SDC are the Synopsis Design Constraints you have to provide so the Quartus Fitter, using the TimeQuest timing analyzer, can do a good job. 

Once you have constrained and fitted the logic it will work for every production board. As we are still talking moderate speeds over here there is no need for special training and adjusting logic. Receiving data from the sensor is a one way point to point connection, so the sensors clock to output delays are well known. If the physical routed lengths of the channels are kept equal (to some extent, they may differ by a few mm) you do not need to take the board delay into account. 

 

You do not need the high-speed inputs of the Cyclone IV, just use the normal LVDS channels of the devices (there may be a speed difference between the 'row' and the 'column' banks).

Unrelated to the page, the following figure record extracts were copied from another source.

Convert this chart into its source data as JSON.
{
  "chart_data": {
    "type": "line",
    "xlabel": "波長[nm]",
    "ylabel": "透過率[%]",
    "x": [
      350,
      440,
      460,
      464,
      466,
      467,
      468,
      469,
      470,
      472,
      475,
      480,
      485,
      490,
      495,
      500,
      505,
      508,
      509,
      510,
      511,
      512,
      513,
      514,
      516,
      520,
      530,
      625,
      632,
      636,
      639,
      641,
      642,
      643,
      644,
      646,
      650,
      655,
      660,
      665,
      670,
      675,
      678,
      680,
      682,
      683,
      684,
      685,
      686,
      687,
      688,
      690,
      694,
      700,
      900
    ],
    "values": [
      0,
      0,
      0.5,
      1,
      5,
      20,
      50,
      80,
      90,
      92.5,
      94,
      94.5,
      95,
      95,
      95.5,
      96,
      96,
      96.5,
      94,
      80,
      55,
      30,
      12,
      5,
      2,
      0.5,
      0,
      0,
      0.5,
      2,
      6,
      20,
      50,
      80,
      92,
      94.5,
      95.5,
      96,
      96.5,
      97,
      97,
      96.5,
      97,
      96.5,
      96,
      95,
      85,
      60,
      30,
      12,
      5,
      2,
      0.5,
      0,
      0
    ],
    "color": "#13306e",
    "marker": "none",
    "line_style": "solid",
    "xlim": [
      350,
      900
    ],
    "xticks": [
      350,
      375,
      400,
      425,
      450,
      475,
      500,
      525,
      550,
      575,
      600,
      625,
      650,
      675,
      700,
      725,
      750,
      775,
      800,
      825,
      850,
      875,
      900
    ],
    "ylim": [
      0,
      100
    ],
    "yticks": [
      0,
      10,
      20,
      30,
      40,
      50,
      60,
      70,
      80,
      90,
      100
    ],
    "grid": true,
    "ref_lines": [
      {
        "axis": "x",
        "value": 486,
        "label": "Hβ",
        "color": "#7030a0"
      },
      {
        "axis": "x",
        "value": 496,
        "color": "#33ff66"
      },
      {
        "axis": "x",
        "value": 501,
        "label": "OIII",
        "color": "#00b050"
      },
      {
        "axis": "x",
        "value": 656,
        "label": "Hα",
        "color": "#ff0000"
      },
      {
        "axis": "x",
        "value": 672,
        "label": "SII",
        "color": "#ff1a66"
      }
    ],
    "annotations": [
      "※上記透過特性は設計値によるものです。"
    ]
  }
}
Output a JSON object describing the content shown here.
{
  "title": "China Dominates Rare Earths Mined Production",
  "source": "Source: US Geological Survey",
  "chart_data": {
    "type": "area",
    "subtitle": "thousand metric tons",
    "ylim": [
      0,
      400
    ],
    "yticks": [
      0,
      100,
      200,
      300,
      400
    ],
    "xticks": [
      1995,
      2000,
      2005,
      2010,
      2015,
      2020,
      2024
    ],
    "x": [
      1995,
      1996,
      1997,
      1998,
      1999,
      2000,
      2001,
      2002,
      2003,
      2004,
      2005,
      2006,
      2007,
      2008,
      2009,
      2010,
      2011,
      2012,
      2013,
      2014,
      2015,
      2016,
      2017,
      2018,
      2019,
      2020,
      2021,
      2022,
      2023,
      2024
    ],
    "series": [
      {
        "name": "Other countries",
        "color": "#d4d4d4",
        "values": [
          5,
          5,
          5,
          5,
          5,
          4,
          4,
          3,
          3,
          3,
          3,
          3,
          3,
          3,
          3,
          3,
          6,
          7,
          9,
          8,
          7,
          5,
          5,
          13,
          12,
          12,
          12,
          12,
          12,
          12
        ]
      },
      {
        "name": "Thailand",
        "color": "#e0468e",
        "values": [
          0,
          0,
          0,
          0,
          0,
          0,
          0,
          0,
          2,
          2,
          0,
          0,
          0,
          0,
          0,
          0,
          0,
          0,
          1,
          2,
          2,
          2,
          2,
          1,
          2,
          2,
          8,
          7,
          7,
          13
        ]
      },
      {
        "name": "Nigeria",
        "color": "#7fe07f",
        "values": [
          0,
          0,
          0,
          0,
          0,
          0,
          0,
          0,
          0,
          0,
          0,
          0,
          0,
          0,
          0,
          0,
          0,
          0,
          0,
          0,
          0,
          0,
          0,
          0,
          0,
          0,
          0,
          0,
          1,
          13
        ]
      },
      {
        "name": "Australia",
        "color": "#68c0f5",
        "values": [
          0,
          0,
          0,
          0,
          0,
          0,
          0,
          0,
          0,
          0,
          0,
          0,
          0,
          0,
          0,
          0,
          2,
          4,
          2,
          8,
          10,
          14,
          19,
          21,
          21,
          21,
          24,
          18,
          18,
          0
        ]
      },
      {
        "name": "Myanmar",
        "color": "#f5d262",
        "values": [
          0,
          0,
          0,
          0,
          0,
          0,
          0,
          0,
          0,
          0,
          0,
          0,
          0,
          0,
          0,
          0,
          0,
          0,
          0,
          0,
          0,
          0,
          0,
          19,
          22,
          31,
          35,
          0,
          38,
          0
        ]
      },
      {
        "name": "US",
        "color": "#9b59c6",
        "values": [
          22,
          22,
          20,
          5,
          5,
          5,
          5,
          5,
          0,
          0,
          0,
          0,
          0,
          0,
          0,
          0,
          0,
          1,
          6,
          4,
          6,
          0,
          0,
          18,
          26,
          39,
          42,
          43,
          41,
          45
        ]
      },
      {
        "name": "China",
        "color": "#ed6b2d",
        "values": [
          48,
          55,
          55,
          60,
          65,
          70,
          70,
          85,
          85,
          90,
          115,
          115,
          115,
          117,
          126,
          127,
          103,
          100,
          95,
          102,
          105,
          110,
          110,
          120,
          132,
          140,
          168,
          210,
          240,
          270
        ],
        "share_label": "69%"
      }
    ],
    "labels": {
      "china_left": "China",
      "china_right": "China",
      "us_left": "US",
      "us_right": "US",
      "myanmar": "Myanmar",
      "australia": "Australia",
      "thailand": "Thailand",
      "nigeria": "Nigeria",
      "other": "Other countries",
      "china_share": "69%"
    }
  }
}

The major advantage of Cyclone IV is mostly power consumption and of course for the GX-family the high-speed channels and the PCIe hard IP. Apart from that they seem to have an equal amount of resources as Cyclone III. 

 

Simulating is always a good idea, you can use the QuartusII internal simulator ( that's what I do) or use the external Modelsim simulator. The Modelsim simulator needs some model of the sensor (to obtain from the vendor, or make yourself) whereas the waveforms used by the internal are easy to create, even down to picoseconds precision. 

Once correctly simulated, it will also work on the board.